There were three main focuses for our client sidecar:

  1. Long-lived caches: not going on the network at all is always the fastest approach.
  2. Parallel multi-region requests: calling one region, then sequentially calling another if the first call fails is far too slow. We could write our client to call multiple regions at the same time and short-circuit whichever response came back first.
  3. Easy adoption: the API should be exactly the same as calling the “real” TCS.

Achieving #2 and #3 was easy enough. We achieved #1 by leveraging our existing SNS based cache invalidation logic. Instead of just having the main TCS webservers listening to the invalidation messages, now the clients were as well. Due to this, we could set the cache time to be upwards of an hour, while still getting only low single-digit seconds of update propagation time (which was actually better than the existing client’s “cache for 30 seconds unconditionally” behaviour).

To test it, we started by deploying it to a service that was already doing pretty well.

Latency graph after cache tuning

Given the positive response (as seen in the chart), we then deployed it to as many services as we could. As expected, latencies fell drastically. Interestingly though, requests to the main TCS service also fell drastically, even with the clients now sending requests to multiple regions in parallel, due to the significantly cleverer caching strategy.

Response times with multiple clients sending requests

Our current state

Since we started building TCS, we’ve onboarded more and more services to use it. All of the requirements we had for it before we started continue to be thoroughly exceeded. In short:

  • Since introducing the client sidecar, we’ve seen almost 100% reliability. The only requests that “fail” are cases such as the entire client node disconnecting from DNS, or the node randomly dying (which as a sidecar we have no control over).
  • p99 latencies from the client perspective are around ~0.7ms.
  • We are not experiencing any client load problems, with more services being onboarded every quarter.
  • There has been no source of truth data corruption or clients accessing other clients data.
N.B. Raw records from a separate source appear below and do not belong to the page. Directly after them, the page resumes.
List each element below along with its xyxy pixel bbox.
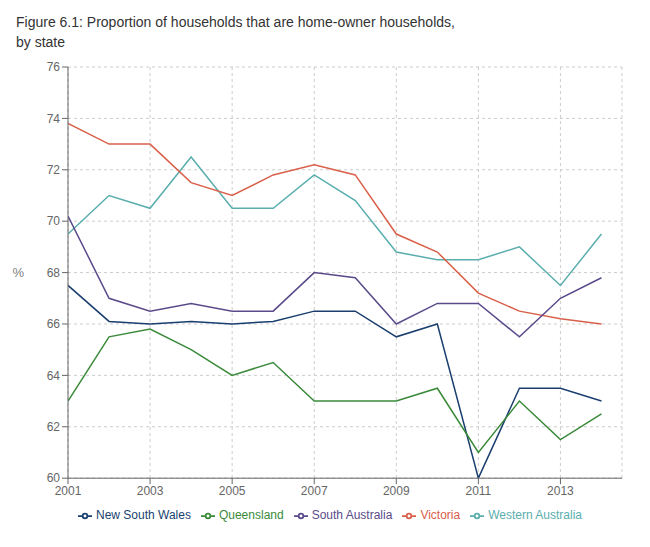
html-text:Figure 6.1: Proportion of hous: Figure 6.1: Proportion of households tha… — [16, 14, 455, 30]
svg-text:62: 62 — [47, 420, 61, 434]
svg-text:76: 76 — [47, 60, 61, 74]
svg-text:70: 70 — [47, 214, 61, 228]
svg-text:72: 72 — [47, 163, 61, 177]
html-text:Queensland: Queensland — [218, 508, 284, 523]
html-text:New South Wales: New South Wales — [96, 508, 191, 523]
svg-text:2003: 2003 — [137, 484, 164, 498]
svg-text:64: 64 — [47, 369, 61, 383]
svg-text:60: 60 — [47, 471, 61, 485]
html-text:Western Australia: Western Australia — [488, 508, 582, 523]
html-text:by state: by state — [16, 34, 65, 50]
svg-text:74: 74 — [47, 112, 61, 126]
svg-text:2001: 2001 — [55, 484, 82, 498]
html-text:Victoria: Victoria — [420, 508, 461, 523]
svg-text:2009: 2009 — [383, 484, 410, 498]
svg-text:2007: 2007 — [301, 484, 328, 498]
svg-text:2011: 2011 — [465, 484, 491, 498]
svg-text:2005: 2005 — [219, 484, 246, 498]
html-text:South Australia: South Australia — [311, 508, 393, 523]
svg-text:2013: 2013 — [547, 484, 574, 498]
svg-text:68: 68 — [47, 266, 61, 280]
svg-text:66: 66 — [47, 317, 61, 331]
svg-text:%: % — [12, 265, 24, 280]
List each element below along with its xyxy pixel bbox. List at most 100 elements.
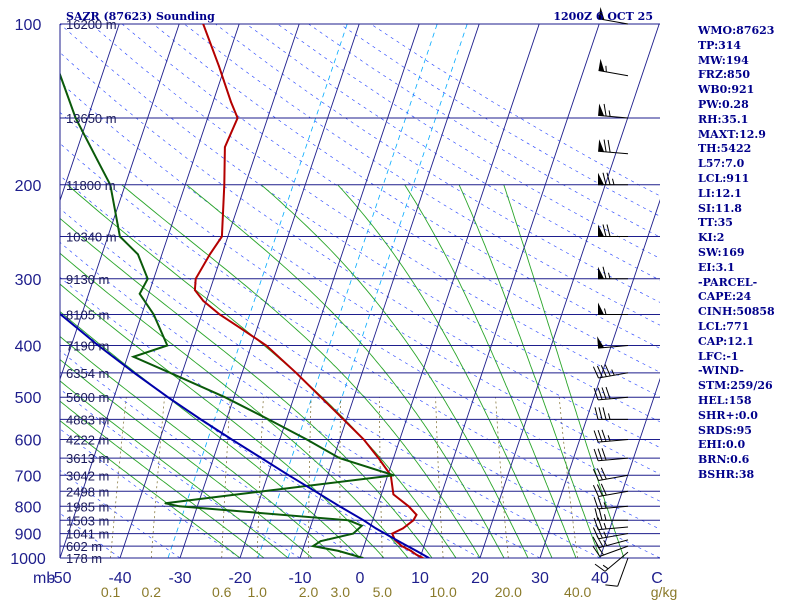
index-item: WMO:87623 (698, 24, 775, 37)
wind-barb-half-flag (612, 178, 615, 185)
mixing-ratio-label: 3.0 (331, 584, 351, 600)
wind-barb-pennant (598, 58, 605, 72)
height-label: 8105 m (66, 308, 109, 323)
wind-barb-flag (592, 536, 600, 548)
isobars (60, 23, 660, 559)
wind-barb-staff (598, 18, 629, 25)
dewpoint-point (337, 550, 340, 552)
wind-barb-flag (597, 387, 603, 400)
dewpoint-point (119, 235, 121, 238)
mixing-ratio-label: 10.0 (429, 584, 456, 600)
wind-barb (593, 448, 629, 462)
height-label: 7190 m (66, 339, 109, 354)
profile-series (60, 24, 430, 558)
temperature-point (224, 146, 226, 149)
temperature-point (265, 344, 268, 347)
dewpoint-point (146, 277, 149, 280)
temperature-tick-label: -20 (228, 570, 251, 587)
wind-barb-flag (600, 483, 607, 496)
wind-barb-half-flag (602, 564, 609, 570)
height-label: 178 m (66, 551, 102, 566)
parcel-point (133, 371, 136, 374)
index-item: CAPE:24 (698, 290, 752, 304)
dewpoint-point (109, 183, 112, 186)
wind-barb-flag (596, 468, 603, 481)
temperature-point (236, 117, 239, 119)
isotherm-line (419, 24, 600, 558)
wind-barb-flag (594, 508, 599, 521)
isotherm-line (60, 24, 180, 381)
index-item: RH:35.1 (698, 112, 749, 126)
valid-time: 1200Z 6 OCT 25 (553, 10, 653, 23)
mixing-ratio-line (558, 397, 579, 558)
temperature-point (415, 553, 418, 556)
temperature-point (194, 289, 196, 291)
dewpoint-point (224, 396, 226, 399)
parcel-point (415, 550, 418, 552)
mixing-ratio-label: 40.0 (564, 584, 591, 600)
dewpoint-point (347, 519, 350, 522)
temperature-point (238, 326, 241, 329)
parcel-point (314, 490, 317, 493)
wind-barb-flag (593, 388, 599, 401)
temperature-point (342, 418, 345, 421)
index-item: LFC:-1 (698, 349, 739, 363)
pressure-tick-label: 900 (15, 527, 42, 544)
pressure-tick-label: 600 (15, 433, 42, 450)
isotherm-line (599, 377, 660, 558)
mixing-ratio-label: 0.6 (212, 584, 232, 600)
temperature-point (295, 371, 297, 374)
isotherm-line (479, 24, 660, 558)
wind-barb-pennant (598, 139, 605, 152)
wind-barb-half-flag (608, 272, 611, 279)
temperature-point (223, 183, 226, 186)
temperature-point (218, 313, 221, 316)
height-label: 6354 m (66, 366, 109, 381)
mixing-ratio-label: 2.0 (299, 584, 319, 600)
wind-barb-half-flag (603, 522, 607, 530)
wind-barb-flag (604, 364, 611, 377)
index-item: PW:0.28 (698, 97, 749, 111)
wind-barb-flag (592, 468, 599, 481)
wind-barb (592, 535, 629, 549)
pressure-tick-label: 800 (15, 499, 42, 516)
temperature-tick-label: -10 (288, 570, 311, 587)
mixing-ratio-label: 0.2 (142, 584, 162, 600)
wind-barb-pennant (598, 7, 605, 20)
dewpoint-point (312, 545, 314, 547)
wind-barb (598, 139, 629, 155)
dewpoint-point (152, 313, 155, 316)
pressure-tick-label: 1000 (10, 551, 46, 568)
index-item: WB0:921 (698, 83, 755, 97)
pressure-tick-label: 100 (15, 17, 42, 34)
wind-barb-staff (598, 150, 629, 155)
temperature-tick-label: 0 (356, 570, 365, 587)
wind-barb-half-flag (604, 308, 607, 315)
wind-barb (597, 336, 629, 349)
pressure-tick-label: 500 (15, 390, 42, 407)
index-item: EHI:0.0 (698, 438, 746, 452)
wind-barb-flag (593, 517, 599, 530)
dewpoint-point (352, 532, 355, 535)
temperature-tick-label: -50 (48, 570, 71, 587)
dewpoint-point (74, 117, 77, 119)
wind-barb-flag (605, 584, 618, 587)
wind-barb-flag (601, 429, 607, 442)
dgz-line (287, 24, 468, 558)
wind-barb-half-flag (608, 413, 611, 420)
mixing-ratio-label: 20.0 (495, 584, 522, 600)
wind-barb-pennant (598, 172, 604, 185)
isotherm-line (60, 24, 240, 558)
parcel-point (338, 505, 341, 508)
index-item: CINH:50858 (698, 305, 775, 319)
wind-barb-pennant (597, 336, 605, 349)
height-label: 4883 m (66, 412, 109, 427)
dewpoint-point (138, 292, 141, 295)
temperature-point (391, 532, 394, 535)
isotherms (60, 24, 660, 558)
wind-barb-flag (593, 497, 599, 510)
temperature-point (202, 300, 205, 302)
dewpoint-point (164, 502, 167, 505)
wind-barb-flag (594, 563, 606, 572)
height-label: 3042 m (66, 468, 109, 483)
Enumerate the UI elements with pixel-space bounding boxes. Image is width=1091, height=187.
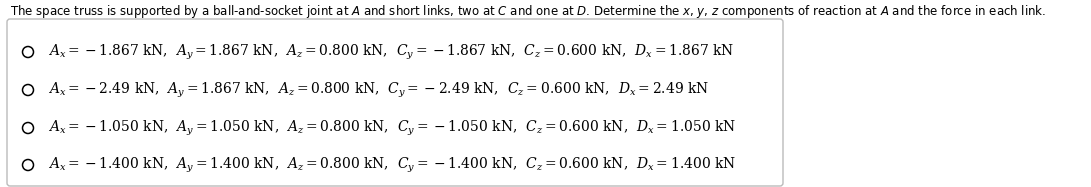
Text: The space truss is supported by a ball-and-socket joint at $A$ and short links, : The space truss is supported by a ball-a… (10, 3, 1046, 20)
Text: $A_x = -1.050$ kN,  $A_y = 1.050$ kN,  $A_z = 0.800$ kN,  $C_y = -1.050$ kN,  $C: $A_x = -1.050$ kN, $A_y = 1.050$ kN, $A_… (48, 118, 736, 138)
FancyBboxPatch shape (7, 19, 783, 186)
Text: $A_x = -1.867$ kN,  $A_y = 1.867$ kN,  $A_z = 0.800$ kN,  $C_y = -1.867$ kN,  $C: $A_x = -1.867$ kN, $A_y = 1.867$ kN, $A_… (48, 42, 734, 62)
Text: $A_x = -1.400$ kN,  $A_y = 1.400$ kN,  $A_z = 0.800$ kN,  $C_y = -1.400$ kN,  $C: $A_x = -1.400$ kN, $A_y = 1.400$ kN, $A_… (48, 155, 736, 175)
Text: $A_x = -2.49$ kN,  $A_y = 1.867$ kN,  $A_z = 0.800$ kN,  $C_y = -2.49$ kN,  $C_z: $A_x = -2.49$ kN, $A_y = 1.867$ kN, $A_z… (48, 80, 709, 100)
Additionally, we had some fun putting it to the test via production chaos. We built the following automations that could be used on-demand:

  • The ability to turn off entire regions
  • Adding huge latency penalties for random requests
  • Stopped regions from ingesting new records or ingesting them with significant delay

The best part? We could do all of these operations without any noticeable client impact.

What you should remember

  • Isolating context/state management association to a single point is very helpful. This was reinforced at Re:Invent 2018 where a remarkably high amount of sessions had a slide of “then we have service X which manages tenant → state routing and mapping”. So it’s not just Atlassian.
  • CQRS is seriously good. By isolating out concerns and clearly defining which use cases you want to optimise for, it becomes possible to invest the effort in the most mission-critical services without having to drag along other functionality at the same time.
  • AWS is great. But it’s a foundation, not a solution. Do use AWS resources because they simplify service code so much. However, don’t fall into the trap of assuming that just because you used “the cloud” every problem will vanish. They just get replaced with different, higher level problems.
  • Consider writing your own clients. As a service developer, you probably know how your service should be called in order to get the best performance. Make that easy for others to adopt. It could be via a library, a sidecar, or some other exotic way, but it’ll result in far fewer headaches for you and anyone who interacts with your service.